Enviada em 09/07/2020

A sociedade hodierna presencia um cenário econômico dominado pelo capitalismo, no qual a população visa o acúmulo de bens e de capital. Como consequência disso, há aqueles que enfrentam horas trabalhistas excessivas, insalubres e sem carteira assinada, plano de saúde ou algum direito garantido pelo Código de Leis Trabalhistas e essa problemática é resultado da alteração na concepção de trabalho ao longo dos séculos. A exploração trabalhista na sociedade moderna gera condições de trabalho desumanas e a ideia de associar o trabalho ao êxito na vida.

Em primeira análise, é importante ressaltar que os trabalhadores que enfrentam uma carga horária excessiva, como os entregadores de comida dos restaurantes que possuem o serviço de entrega, trabalham muito além das horas diárias para, ao final do mês, receber menos de um salário mínimo. Segundo o site de notícias El País, tal massa de empregados é composta principalmente por homens negros e destes, mais da metade trabalha todos os dias da semana. Nesse contexto, podem ser citados, também, os funcionários de empresas maiores, que fazem horas extra frequentemente com intuito de serem promovidos. A jornada diária de trabalho é de, no máximo, oito horas e o trabalhador não pode fazer mais de duas horas extra por dia, mas percebe-se que tais exigências não são respeitadas pelos entregadores, que trabalham até quinze horas por dia, e nem pelas empresas.

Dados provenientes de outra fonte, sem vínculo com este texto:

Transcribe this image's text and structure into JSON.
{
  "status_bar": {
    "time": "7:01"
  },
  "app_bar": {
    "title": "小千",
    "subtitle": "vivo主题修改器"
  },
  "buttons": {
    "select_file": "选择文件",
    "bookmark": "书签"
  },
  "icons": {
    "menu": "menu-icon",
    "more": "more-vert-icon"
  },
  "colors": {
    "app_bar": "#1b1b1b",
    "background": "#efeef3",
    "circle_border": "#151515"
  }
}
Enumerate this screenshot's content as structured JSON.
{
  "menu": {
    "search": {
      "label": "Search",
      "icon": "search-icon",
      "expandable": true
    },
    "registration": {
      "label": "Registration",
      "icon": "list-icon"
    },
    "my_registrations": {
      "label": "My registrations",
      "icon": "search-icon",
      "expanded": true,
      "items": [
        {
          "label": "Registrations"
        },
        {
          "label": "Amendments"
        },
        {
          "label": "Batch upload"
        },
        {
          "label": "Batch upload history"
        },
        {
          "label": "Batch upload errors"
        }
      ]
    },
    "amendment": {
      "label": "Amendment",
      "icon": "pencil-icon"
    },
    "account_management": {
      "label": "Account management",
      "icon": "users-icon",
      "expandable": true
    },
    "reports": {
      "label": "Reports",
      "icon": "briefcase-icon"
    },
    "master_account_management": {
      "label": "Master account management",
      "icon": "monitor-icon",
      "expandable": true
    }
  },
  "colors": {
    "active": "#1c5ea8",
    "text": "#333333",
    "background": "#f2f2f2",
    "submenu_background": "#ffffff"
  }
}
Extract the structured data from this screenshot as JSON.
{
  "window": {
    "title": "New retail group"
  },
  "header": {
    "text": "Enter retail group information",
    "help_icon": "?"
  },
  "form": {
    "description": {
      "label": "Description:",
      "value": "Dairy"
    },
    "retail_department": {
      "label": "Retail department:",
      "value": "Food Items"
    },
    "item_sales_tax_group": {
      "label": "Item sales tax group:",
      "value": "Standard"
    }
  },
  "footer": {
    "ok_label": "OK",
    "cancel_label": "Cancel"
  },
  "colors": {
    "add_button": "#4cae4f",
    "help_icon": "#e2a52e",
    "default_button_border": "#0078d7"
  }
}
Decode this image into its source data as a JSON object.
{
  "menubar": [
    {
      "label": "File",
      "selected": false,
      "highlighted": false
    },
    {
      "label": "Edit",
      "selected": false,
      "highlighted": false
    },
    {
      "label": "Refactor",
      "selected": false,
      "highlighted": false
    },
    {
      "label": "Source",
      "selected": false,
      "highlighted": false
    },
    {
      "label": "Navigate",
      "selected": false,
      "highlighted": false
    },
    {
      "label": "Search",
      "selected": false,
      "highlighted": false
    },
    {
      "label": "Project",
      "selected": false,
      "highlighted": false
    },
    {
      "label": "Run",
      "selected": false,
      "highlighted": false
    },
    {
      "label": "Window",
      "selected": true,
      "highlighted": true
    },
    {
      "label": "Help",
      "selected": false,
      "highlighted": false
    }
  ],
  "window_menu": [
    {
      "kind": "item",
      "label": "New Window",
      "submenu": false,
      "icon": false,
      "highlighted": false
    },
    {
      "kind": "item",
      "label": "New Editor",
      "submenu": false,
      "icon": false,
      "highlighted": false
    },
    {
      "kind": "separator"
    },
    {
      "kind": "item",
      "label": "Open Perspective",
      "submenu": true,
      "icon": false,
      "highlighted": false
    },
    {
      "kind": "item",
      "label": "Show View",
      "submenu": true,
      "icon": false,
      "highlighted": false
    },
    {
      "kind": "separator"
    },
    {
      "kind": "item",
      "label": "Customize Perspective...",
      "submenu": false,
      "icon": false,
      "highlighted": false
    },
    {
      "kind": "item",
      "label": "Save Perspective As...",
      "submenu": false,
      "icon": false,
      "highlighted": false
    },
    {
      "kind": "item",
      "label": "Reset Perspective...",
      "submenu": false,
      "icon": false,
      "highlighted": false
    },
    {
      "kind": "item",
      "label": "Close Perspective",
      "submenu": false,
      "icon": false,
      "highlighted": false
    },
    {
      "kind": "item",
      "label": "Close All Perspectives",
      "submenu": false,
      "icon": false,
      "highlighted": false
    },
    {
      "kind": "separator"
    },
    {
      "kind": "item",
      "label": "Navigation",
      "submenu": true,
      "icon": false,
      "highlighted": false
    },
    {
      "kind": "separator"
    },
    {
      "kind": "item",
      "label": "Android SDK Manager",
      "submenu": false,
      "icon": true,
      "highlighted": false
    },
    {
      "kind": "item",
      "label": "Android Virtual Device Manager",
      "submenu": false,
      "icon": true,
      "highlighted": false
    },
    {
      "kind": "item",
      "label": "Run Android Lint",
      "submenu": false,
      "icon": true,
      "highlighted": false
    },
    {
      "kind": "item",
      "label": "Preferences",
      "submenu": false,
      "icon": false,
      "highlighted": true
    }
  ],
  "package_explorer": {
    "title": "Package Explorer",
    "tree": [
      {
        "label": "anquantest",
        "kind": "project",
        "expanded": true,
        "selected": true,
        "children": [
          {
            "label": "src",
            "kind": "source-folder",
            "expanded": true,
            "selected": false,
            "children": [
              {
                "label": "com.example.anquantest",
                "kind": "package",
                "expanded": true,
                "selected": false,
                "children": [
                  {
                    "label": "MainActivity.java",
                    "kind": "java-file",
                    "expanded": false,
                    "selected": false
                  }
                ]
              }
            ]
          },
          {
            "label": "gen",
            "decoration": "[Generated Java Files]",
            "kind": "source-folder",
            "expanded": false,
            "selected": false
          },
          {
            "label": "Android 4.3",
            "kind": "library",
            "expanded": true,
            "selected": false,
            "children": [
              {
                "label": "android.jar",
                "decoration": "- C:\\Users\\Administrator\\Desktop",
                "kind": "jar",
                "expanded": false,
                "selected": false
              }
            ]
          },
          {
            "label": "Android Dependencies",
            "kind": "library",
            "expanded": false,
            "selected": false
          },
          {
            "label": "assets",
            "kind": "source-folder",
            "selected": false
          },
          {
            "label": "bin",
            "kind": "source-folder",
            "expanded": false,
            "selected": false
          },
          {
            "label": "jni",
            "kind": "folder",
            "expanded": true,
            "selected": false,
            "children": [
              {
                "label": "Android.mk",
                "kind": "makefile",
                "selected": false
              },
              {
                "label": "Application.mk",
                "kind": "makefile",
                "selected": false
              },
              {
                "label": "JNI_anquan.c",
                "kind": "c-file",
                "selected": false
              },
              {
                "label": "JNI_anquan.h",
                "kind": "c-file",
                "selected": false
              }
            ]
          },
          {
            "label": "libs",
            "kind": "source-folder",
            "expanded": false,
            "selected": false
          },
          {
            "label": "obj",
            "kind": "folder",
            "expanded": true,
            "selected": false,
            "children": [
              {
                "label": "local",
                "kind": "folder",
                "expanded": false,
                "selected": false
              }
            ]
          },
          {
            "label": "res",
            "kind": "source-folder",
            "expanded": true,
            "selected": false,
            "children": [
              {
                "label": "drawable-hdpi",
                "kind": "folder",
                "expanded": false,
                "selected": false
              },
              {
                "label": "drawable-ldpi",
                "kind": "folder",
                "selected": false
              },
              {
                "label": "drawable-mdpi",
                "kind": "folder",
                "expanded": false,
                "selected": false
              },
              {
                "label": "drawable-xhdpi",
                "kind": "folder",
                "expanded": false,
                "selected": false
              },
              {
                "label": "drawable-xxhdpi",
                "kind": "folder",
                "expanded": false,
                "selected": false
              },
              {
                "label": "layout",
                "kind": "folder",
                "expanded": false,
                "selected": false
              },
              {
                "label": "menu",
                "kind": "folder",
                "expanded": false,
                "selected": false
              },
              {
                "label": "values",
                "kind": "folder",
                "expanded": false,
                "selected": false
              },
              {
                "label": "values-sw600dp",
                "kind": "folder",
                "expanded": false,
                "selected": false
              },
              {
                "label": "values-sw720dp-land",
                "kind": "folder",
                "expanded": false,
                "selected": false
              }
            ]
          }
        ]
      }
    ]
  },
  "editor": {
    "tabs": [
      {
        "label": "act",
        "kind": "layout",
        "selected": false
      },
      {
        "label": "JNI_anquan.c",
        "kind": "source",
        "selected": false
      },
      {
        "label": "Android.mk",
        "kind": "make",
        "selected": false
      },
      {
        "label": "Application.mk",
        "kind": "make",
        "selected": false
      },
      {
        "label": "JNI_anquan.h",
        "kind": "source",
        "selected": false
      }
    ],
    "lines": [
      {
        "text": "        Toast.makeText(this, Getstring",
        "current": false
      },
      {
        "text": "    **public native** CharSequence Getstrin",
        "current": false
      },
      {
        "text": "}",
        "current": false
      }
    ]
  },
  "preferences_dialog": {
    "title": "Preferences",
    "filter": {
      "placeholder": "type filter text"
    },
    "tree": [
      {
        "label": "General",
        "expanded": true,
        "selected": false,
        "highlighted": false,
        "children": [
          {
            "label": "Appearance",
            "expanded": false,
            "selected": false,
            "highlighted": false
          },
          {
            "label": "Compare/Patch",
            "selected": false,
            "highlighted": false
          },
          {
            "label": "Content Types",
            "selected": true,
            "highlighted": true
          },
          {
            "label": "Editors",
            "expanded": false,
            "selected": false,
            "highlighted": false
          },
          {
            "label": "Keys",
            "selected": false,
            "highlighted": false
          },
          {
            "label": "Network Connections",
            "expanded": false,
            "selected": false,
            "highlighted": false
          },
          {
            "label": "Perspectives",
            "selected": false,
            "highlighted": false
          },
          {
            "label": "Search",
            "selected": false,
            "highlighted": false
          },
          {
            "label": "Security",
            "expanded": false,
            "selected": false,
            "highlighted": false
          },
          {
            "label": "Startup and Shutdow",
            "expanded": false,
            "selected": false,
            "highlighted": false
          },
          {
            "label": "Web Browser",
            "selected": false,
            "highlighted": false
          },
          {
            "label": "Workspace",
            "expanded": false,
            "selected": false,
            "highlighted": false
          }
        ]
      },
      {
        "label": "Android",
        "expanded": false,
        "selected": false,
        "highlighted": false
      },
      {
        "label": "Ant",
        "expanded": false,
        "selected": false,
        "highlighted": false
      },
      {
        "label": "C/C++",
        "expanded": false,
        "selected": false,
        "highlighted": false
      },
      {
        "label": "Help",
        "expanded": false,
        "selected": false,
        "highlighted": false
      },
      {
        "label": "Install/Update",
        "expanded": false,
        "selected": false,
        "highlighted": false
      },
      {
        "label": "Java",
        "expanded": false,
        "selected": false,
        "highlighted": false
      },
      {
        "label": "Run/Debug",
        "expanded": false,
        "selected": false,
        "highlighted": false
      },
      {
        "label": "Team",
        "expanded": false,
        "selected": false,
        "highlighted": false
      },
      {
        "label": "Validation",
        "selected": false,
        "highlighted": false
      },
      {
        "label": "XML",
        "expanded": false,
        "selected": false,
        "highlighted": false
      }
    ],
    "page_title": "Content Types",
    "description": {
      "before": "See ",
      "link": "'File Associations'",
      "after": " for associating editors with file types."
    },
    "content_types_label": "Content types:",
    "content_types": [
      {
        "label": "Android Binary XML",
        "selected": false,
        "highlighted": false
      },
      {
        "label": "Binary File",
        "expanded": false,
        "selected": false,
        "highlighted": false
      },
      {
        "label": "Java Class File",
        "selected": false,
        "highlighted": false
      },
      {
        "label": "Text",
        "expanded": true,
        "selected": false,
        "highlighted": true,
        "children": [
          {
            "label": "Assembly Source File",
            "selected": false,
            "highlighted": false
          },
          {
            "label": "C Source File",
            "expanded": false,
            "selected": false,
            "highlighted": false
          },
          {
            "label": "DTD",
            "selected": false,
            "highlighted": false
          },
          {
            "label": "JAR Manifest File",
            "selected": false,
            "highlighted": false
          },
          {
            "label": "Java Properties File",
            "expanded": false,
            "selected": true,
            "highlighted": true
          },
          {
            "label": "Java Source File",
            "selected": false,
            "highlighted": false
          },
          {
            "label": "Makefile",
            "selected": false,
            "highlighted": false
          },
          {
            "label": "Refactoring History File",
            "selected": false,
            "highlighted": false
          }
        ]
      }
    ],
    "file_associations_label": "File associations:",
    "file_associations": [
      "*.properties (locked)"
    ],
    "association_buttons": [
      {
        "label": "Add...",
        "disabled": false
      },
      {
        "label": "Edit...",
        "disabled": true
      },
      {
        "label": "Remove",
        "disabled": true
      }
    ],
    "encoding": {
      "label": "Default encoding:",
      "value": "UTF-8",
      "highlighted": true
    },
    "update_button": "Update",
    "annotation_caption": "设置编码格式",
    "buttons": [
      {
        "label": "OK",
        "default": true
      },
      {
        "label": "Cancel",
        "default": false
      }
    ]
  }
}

Por conseguinte, destaca-se o fato de que, simultaneamente às condições deploráveis de serviço, houve a alteração da concepção de trabalho ao longo dos séculos, uma vez que a palavra é derivada do termo tripalium, que era um objeto de tortura. Na sequência, o ato de trabalhar era considerado castigo e exercido somente por prisioneiros, até chegarem os dias atuais, nos quais ser escravo do emprego é sinônimo de ser “alguém” na vida, obter êxito. De acordo com o sociólogo Karl Marx, o trabalho é a exploração do proletário e a exploração do homem pelo home começa com a produção de excedentes, consequência do capitalismo. Dessa forma, caso as pessoas trabalhassem para produzir apenas aquilo que é necessário para a sobrevivência, não haveria necessidade de uma rotina estressante e exaustiva, mas o consumismo não permite que essa mudança seja feita.

Portanto, cabe ao Ministério do Trabalho, baseado no Código de Leis Trabalhistas, reforçar os direitos dos funcionários para melhorar a qualidade e a segurança do trabalho e reduzir a exploração dos empregados por meio da intensificação na fiscalização das condições e tempo de serviço e da punição de empresas que desrespeitem as Leis do Trabalho. Sendo assim, os funcionários serão valorizados e usufruirão de uma rotina justa e saudável e deverão receber um salário digno, que os permita viver com qualidade e em condições humanas.